On Tue, Nov 18, 2003 at 04:28:32AM -0500, Daniel Mayer wrote:
Peter Gervai wrote:
Could you point us to the page and revision of the problem?
couple examples:
http://meta.wikipedia.org/w/wiki.phtml?title=What_to_do_with_www.wikipedia.o... http://meta.wikipedia.org/w/wiki.phtml?title=Main_Page&diff=20132&ol...
This happens on meta's Main Page often. Ask Anthere and Erik for other examples.
I see. First is not a good example, Opera 5 is _ancient_, you can't expect that anyone would support it, as upgrading is clearly painless.
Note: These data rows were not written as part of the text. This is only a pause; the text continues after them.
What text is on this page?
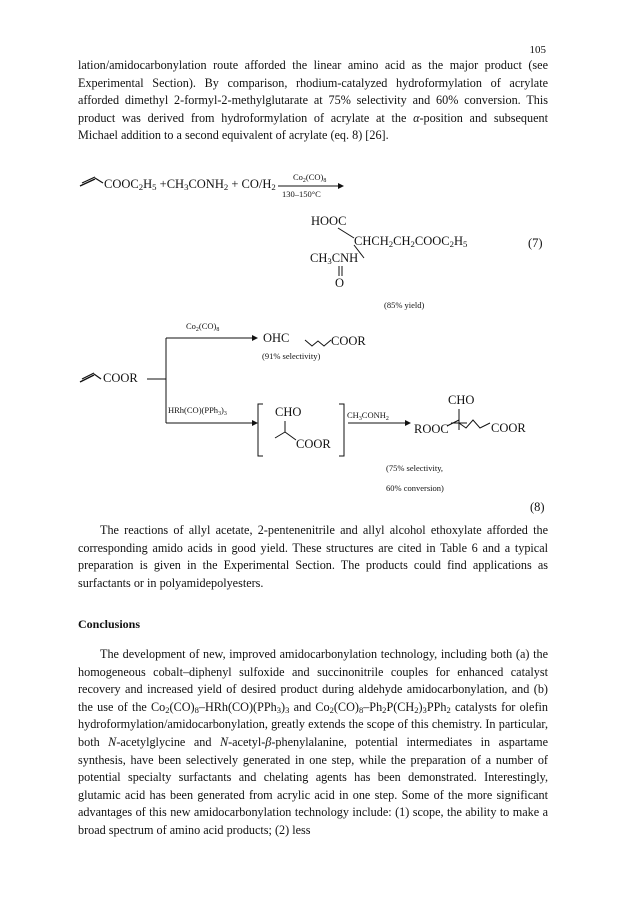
105

lation/amidocarbonylation route afforded the linear amino acid as the major product (see Experimental Section). By comparison, rhodium-catalyzed hydroformylation of acrylate afforded dimethyl 2-formyl-2-methylglutarate at 75% selectivity and 60% conversion. This product was derived from hydroformylation of acrylate at the α-position and subsequent Michael addition to a second equivalent of acrylate (eq. 8) [26].

$COOC_2H_5$ $+CH_3CONH_2 + CO/H_2$
$Co_2(CO)_8$
130–150°C
HOOC
$CHCH_2CH_2COOC_2H_5$	(7)
$CH_3CNH$
O
(85% yield)
COOR
$Co_2(CO)_8$
OHC	COOR
(91% selectivity)
$HRh(CO)(PPh_3)_3$	CHO
COOR
$CH_3CONH_2$
CHO
ROOC	COOR
(75% selectivity,
60% conversion)
(8)

The reactions of allyl acetate, 2-pentenenitrile and allyl alcohol ethoxylate afforded the corresponding amido acids in good yield. These structures are cited in Table 6 and a typical preparation is given in the Experimental Section. The products could find applications as surfactants or in polyamidepolyesters.

Conclusions

The development of new, improved amidocarbonylation technology, including both (a) the homogeneous cobalt–diphenyl sulfoxide and succinonitrile couples for enhanced catalyst recovery and increased yield of desired product during aldehyde amidocarbonylation, and (b) the use of the $Co_2(CO)_8-HRh(CO)(PPh_3)_3$ and $Co_2(CO)_8-Ph_2P(CH_2)_3PPh_2$ catalysts for olefin hydroformylation/amidocarbonylation, greatly extends the scope of this chemistry. In particular, both N-acetylglycine and N-acetyl-β-phenylalanine, potential intermediates in aspartame synthesis, have been selectively generated in one step, while the preparation of a number of potential specialty surfactants and chelating agents has been demonstrated. Interestingly, glutamic acid has been generated from acrylic acid in one step. Some of the more significant advantages of this new amidocarbonylation technology include: (1) scope, the ability to make a broad spectrum of amino acid products; (2) less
Second example is indeed valid, but it isn't a problem for you: if the page does not contain non-8859-1 characters, nothing gets garbled. If it does contain others then, well, you *need* utf-8 on that page anyway. (Embed codes are a little bit slow to type, don't you agree? If not, write your reply manually by using embeds. :))
I'm curious what kind of problem it might have been, as many of the Wikipedias are in UTF-8 from the start, and we had no problem whatsoever.
Probably because their browsers work nicely in UTF-8 because they have to. If they didn't they would be useless for any language where UTF-8 is required. In places where UTF-8 isn't required, browsers that can't support it tend to slip by without being fixed or upgraded. If it ain't broke...
I understand your problem, it is valid, and that's probably the reason it's topic on wikitech. Still I believe we can expect editors to use non-ancient browsers (remember, reading is not a problem). As far as I know most browsers handle this very well (including, for example, unix character mode browsers).
However we *do* have problems with english wikipedia when pages contain unrepresentable literal characters, which makes the page break after editing. See "Budapest" article on wikitravel, where every special dash and curly quote marks became question marks. Truly ugly.
I don't understand. Is Wikitravel in UTF-8?
Not at all! It clearly shows what happens when a page _IS_ 8859-1 encoded but editors want to use fancy characters. Same hppens when they do it with an old browser on UTF-8 pages. So, you get trash either way, other editors revert the same way, so you may well use utf-8, don't you? :-)
Peter